See /usr/src/sys/net/if_ethersubr.c:

```
void
ether_ifattach(struct ifnet *ifp, const u_int8_t *lla)
{
...
    ifp->if_input = ether_input;
...
}
```
Comment 9 Jonathan Vasquez 2023-12-14 00:10:50 UTC
I've installed/upgraded a PCIe Intel(R) X520-1 82599EN SPF+ 10GiB NIC (and a TP-Link transceiver) on the server which will replace the Realtek onboard NIC (and thus avoid this issue). I'll still have this onboard NIC available so if anyone wants me to try patches, lmk.

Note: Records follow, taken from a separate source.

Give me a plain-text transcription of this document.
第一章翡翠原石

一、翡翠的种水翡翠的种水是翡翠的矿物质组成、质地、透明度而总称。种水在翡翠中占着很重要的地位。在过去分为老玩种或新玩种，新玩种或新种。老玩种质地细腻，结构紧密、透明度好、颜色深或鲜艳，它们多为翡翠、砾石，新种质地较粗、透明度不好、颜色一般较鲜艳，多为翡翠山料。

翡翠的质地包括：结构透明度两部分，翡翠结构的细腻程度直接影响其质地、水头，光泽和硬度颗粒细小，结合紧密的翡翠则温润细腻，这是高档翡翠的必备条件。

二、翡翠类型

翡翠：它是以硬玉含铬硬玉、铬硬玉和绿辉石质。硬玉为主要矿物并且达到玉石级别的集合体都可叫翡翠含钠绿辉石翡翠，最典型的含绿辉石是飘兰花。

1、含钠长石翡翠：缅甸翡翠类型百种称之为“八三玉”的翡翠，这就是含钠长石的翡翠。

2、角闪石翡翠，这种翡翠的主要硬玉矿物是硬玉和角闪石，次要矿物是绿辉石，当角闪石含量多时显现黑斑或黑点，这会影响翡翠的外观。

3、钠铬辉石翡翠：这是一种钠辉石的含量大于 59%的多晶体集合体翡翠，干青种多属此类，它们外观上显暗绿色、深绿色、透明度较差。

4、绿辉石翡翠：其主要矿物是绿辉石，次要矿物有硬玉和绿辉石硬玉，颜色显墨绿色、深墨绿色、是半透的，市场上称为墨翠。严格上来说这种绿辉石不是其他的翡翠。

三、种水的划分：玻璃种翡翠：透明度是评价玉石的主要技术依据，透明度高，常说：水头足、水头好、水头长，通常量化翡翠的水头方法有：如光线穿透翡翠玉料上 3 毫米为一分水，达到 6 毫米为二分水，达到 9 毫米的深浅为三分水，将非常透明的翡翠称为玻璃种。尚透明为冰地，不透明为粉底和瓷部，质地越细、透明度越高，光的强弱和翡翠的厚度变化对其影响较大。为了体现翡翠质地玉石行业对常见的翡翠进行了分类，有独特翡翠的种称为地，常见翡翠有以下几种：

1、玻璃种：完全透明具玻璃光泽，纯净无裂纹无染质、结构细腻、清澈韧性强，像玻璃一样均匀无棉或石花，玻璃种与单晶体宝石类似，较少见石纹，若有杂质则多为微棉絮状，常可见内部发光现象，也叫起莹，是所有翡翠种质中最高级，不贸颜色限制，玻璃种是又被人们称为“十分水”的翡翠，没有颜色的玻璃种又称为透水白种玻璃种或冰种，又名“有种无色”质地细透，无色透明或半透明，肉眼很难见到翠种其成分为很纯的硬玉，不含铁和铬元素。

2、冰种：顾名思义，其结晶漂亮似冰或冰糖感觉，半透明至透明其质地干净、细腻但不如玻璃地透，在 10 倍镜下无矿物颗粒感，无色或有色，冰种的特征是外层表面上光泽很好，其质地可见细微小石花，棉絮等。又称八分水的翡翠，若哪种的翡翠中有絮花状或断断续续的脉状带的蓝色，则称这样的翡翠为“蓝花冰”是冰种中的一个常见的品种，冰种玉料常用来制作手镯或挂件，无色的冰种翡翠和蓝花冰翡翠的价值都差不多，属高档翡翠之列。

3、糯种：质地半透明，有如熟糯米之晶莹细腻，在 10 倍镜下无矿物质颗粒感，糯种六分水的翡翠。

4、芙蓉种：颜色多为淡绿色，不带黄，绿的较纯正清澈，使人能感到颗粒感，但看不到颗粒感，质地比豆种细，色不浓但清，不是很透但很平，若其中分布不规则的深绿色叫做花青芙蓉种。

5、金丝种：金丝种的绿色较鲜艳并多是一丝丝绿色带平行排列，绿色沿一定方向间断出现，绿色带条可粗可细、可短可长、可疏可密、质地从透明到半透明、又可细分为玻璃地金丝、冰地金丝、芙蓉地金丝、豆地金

I'll be happy to send down traffic to it.
Comment 10 Mithun 2024-09-12 06:33:52 UTC
(In reply to Jonathan Vasquez from comment #9)

Hi Jonathan Vasquez,

I’m experiencing a similar problem with the if_re module crashing on my FreeBSD system when I load the module. I saw your comment and bug report about the Realtek onboard NIC issue. Would it be possible for you to share the patch you mentioned? I would greatly appreciate any guidance on how to apply and test it.

Thanks for your help!

Best regards,
Mithun
Comment 11 Jonathan Vasquez 2024-09-12 13:20:05 UTC
Hey Mithun,

I don't have a patch for this. I installed an Intel NIC on a spare PCIe slot that I have and it's been rock solid and fast now. So I'm no longer using Realtek for my networking.
Comment 12 Mithun 2024-09-13 06:18:49 UTC
(In reply to Jonathan Vasquez from comment #11)

Hi Jonathan,

Thanks for your response!. Unfortunately, I don't have a spare slot to switch NICs, so I'll continue looking for a solution with the if_re module.